Targeting cancer's sweet tooth
A study of how cancer cells get energy and raw materials for growth from glucose opens doors to new therapies
Ludwig researchers have elucidated a key mechanism by which cancer cells change how they metabolize glucose to generate the energy and raw materials required to sustain runaway growth.
Published online in Cell Metabolism, the Ludwig Cancer Research study also reveals how the aggressive brain cancer glioblastoma harnesses the mechanism to resist targeted therapies that should disrupt this capability—known as the Warburg effect—and suggests how such resistance might be overcome. In detailing the molecular circuitry of the phenomenon, the researchers uncover several possible targets for new drugs that might disrupt cancer cell metabolism to destroy tumors.
"Cancer and other fast-growing cells extract energy from glucose using a process that ordinarily kicks in only when oxygen is in short supply," explains Ludwig scientist Paul Mischel, MD, who is based at the University of California, San Diego School of Medicine. "This allows them to thread the needle: they get the energy they need from glucose but also retain the carbon-based building blocks for molecules like lipids, proteins and DNA, which dividing cells need in large quantities."
Until recently, relatively little was known about the biochemical circuits that induce this vital metabolic shift in cancer cells. Earlier this year, however, Mischel and his colleagues published a study describing how an aberrant growth signal found in many glioblastomas is channeled to induce the Warburg effect. That signaling cascade, which involves the key proteins PI3 kinase (PI3K), Akt and mTORC1, culminates in the activation of a transcription factor—a controller of gene expression—named c-Myc. "In many cancer cells," says Mischel, "c-Myc seems to be a lever that links growth signaling pathways with the machinery that controls the uptake and use of nutrients."

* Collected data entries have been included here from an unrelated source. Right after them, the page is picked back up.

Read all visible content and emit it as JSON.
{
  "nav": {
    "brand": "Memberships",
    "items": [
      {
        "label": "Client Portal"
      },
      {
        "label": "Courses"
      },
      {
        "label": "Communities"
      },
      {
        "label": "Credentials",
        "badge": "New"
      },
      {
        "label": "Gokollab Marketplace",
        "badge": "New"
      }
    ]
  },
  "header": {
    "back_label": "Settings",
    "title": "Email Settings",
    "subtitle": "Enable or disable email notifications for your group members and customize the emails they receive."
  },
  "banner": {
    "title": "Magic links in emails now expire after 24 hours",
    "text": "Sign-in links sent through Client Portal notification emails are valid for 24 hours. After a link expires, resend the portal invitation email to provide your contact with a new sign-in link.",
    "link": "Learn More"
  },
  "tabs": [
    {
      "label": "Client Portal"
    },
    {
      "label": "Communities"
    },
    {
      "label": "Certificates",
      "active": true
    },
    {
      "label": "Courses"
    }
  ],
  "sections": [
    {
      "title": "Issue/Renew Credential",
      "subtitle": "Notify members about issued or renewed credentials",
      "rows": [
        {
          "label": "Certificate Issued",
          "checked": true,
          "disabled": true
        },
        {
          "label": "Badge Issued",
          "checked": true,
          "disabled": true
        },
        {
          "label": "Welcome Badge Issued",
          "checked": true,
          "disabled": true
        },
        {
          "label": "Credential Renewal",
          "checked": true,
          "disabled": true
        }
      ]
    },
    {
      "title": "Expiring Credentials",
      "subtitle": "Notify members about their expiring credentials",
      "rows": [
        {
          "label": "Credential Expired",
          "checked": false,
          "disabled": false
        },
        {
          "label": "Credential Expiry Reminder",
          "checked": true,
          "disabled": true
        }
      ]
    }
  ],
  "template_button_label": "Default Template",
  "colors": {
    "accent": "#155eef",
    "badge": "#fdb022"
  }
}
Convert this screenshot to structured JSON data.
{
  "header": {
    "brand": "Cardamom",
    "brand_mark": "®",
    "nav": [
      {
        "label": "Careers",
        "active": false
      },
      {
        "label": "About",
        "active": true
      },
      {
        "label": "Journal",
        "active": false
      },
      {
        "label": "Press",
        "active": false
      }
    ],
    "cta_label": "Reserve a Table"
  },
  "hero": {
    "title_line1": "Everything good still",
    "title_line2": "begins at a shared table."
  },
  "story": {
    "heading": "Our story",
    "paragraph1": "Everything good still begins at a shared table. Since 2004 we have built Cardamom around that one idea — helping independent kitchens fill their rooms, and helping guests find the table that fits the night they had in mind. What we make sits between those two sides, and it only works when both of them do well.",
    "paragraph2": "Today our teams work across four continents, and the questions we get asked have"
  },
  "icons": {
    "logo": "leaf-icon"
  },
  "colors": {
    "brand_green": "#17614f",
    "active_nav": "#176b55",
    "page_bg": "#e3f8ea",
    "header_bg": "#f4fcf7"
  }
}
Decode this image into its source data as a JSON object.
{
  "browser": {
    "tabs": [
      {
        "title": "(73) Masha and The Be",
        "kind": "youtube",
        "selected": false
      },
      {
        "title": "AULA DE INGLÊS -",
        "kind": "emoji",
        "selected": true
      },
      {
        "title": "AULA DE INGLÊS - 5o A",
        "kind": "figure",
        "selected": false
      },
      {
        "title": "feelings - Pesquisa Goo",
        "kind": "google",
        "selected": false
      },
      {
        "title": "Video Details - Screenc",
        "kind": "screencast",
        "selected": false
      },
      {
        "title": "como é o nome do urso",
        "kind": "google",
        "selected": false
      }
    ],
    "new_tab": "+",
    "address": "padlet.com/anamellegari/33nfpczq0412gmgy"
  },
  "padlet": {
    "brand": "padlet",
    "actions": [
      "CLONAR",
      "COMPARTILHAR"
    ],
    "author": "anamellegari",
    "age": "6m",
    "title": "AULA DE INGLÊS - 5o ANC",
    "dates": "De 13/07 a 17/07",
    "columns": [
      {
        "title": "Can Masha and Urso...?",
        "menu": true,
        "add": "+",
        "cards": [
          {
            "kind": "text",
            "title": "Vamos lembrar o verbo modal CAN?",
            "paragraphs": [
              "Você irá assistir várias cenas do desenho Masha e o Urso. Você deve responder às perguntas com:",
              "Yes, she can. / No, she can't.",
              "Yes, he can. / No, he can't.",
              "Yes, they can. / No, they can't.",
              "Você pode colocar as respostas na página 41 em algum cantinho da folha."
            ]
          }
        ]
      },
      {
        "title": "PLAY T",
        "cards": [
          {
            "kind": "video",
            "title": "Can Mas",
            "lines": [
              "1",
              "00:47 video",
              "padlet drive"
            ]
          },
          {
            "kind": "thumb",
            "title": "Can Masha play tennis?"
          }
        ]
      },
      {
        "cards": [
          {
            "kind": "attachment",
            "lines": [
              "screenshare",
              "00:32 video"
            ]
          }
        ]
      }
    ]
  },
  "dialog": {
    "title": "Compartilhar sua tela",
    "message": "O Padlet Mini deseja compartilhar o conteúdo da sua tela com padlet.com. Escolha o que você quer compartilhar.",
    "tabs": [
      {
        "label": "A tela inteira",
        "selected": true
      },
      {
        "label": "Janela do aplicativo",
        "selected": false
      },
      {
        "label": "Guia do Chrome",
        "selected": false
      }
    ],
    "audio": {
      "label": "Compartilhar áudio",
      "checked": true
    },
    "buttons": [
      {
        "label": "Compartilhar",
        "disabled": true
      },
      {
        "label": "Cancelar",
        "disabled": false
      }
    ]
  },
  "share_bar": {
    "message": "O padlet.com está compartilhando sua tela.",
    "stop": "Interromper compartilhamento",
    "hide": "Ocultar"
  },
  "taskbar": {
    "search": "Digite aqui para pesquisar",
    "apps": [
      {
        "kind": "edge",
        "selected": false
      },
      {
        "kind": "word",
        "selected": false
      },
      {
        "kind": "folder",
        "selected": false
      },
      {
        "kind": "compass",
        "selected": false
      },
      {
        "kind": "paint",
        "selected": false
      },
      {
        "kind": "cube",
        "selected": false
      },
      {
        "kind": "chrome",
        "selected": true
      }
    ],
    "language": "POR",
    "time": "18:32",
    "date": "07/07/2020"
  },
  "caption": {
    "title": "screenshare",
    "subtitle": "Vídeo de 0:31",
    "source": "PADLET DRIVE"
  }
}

In the current study, Mischel, who did the research in collaboration with Ludwig researchers Kenta Masui, MD, PhD and Web Cavenee, PhD, both also at UC San Diego, identifies a second interacting biochemical cascade that is independent of the PI3K-Akt-mTORC1 signal and uses distinct biochemical circuits and an unusual mechanism to turn on c-Myc. This pathway, Mischel and his colleagues report, depends on signals from a protein complex named mTORC2. The researchers show that when mTORC2 is switched on, it silences two other transcription factors, FoxO1 and FoxO3, which would otherwise suppress the activation of c-Myc in the nucleus of the cell. Further, they learned that the silencing of the FoxOs occurs through a chemical modification—known as acetylation—a process that has not been well understood.
The study has significant implications for cancer therapy. "Many drugs have recently been devised to block PI3K-Akt-mTORC1 signaling," explains Mischel. "What we show is that when you use those drugs, you will probably drive the acetylation of the FoxOs through mTORC2, and inadvertently fuel the Warburg effect. In other words, this new pathway is likely to be responsible for resistance to those drugs. Our data suggest that to disrupt the Warburg effect and kill cancer cells, you have to develop therapies that target both signaling pathways. That's the main clinical ramification of this finding."
Mischel and his colleagues find that glioblastomas that rely predominantly on the mTORC2-mediated pathway tend to have the worse prognosis. Further, their studies suggest that lung cancer cells, too, use this pathway to induce the Warburg effect.
"Increasingly," says Mischel, "we're using glioblastoma as a system to understand a variety of other cancers and, in fact, this finding has broader relevance because the signaling pathways identified here are conserved across cancer types." Different cancers, he explains, are fueled by different types of mutations to growth factor receptors, but the signals these mutated receptors transmit tend to converge on a subset of signaling proteins.
"Our identification of the key molecules—and novel signaling mechanisms—involved in this pathway, has opened up a landscape rich in possible targets for novel cancer drugs," says Mischel. His laboratory, he says, is now working with other Ludwig researchers to identify small drug-like molecules that might disrupt key steps of the mTORC2-mediated pathway.